Adli Tıp'ta bir cenaze
Gece yarısı Gazipaşa Jandarma Komutanlığı’na gittiklerini söyleyen Araç "Biz oraya gittikten sonra olay yerine polisler gelip, bana M… adında birini sordular. Ben de kardeşimle beraber kaybolan kişi dedim. Sonra bize dışarıda beklememiz gerektiğini söylediler” şeklinde konuştu.
Dışarıda bir süre bekledikten sonra bir polisin kendisini çağırdığını söyleyen Araç, “Beni tek başıma içeri çağırdılar. ‘Sana bir şey söyleyeceğiz ama şimdilik kimseye söyleme. Adli Tıpta bir cenaze var, onu teşhis edin’ dediler. Ben de bizi aradıklarını, kardeşim ile görüştüğümüzü onlara söyledim. 'Kardeşim jandarmada tutuluyordu neden cenaze teşhis ediyorum ki' dedim. Bu cenaze bizim değilse kardeşim nerede dedim. Onlar da ‘bilmiyoruz’ dediler” ifadelerini kullandı.

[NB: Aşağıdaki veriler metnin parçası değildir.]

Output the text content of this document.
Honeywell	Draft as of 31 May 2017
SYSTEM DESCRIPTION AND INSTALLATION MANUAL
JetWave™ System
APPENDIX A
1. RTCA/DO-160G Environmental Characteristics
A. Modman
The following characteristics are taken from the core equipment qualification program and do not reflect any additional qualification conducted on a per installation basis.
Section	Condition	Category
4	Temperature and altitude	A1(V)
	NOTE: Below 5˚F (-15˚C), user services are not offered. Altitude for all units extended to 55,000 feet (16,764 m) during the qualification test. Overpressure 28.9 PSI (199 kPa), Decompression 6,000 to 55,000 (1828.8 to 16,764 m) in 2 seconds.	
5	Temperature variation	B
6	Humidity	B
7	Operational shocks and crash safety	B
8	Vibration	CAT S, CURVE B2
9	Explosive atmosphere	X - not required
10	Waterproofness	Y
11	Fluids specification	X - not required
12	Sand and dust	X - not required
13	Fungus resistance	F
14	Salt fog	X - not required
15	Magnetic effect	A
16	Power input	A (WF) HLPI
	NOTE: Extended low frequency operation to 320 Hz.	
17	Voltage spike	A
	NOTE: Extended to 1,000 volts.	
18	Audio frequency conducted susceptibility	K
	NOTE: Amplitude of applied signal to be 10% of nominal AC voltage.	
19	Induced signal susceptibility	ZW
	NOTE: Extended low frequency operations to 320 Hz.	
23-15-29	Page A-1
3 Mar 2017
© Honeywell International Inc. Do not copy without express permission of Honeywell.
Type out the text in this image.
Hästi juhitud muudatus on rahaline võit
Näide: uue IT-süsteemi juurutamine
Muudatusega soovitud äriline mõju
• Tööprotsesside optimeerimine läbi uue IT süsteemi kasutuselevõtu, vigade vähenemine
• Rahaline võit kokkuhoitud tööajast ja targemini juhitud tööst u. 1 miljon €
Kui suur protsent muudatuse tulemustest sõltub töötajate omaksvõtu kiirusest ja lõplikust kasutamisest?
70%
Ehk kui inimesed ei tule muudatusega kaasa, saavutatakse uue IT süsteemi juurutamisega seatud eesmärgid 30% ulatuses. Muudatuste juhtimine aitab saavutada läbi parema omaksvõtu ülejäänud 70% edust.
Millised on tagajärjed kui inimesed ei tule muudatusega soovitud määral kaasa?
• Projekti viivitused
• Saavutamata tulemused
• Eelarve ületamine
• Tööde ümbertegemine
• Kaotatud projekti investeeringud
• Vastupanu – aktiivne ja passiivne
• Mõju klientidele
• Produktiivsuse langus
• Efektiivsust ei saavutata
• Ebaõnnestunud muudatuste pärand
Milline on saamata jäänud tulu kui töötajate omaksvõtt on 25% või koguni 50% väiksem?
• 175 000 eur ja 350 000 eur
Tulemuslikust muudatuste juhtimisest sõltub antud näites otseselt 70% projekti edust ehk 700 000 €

"Kafatasında 16 dikiş vardı"
Daha sonra Gazipaşa Emniyet Müdürlüğü’ne gittiklerini söyleyen Araç burada yaşananları şöyle aktardı:
Emniyette de bize Adli Tıp'a gitmemiz gerektiği söylendi. ‘Burada talihsiz bir kaza yaşandı. Buradan bir cenaze çıktı’ dediler. Emniyetten çıktıktan sonra sabah 8’de Adli Tıp’a gittik. Orada savcı ile birlikte morga girdik. Morgda kardeşimi teşhis ettim. Kardeşimin gözünde morluklar vardı. Ensesinde ve vücudunun çeşitli yerlerinde de izler vardı. Kafatasında ise 16-18 arası dikiş vardı."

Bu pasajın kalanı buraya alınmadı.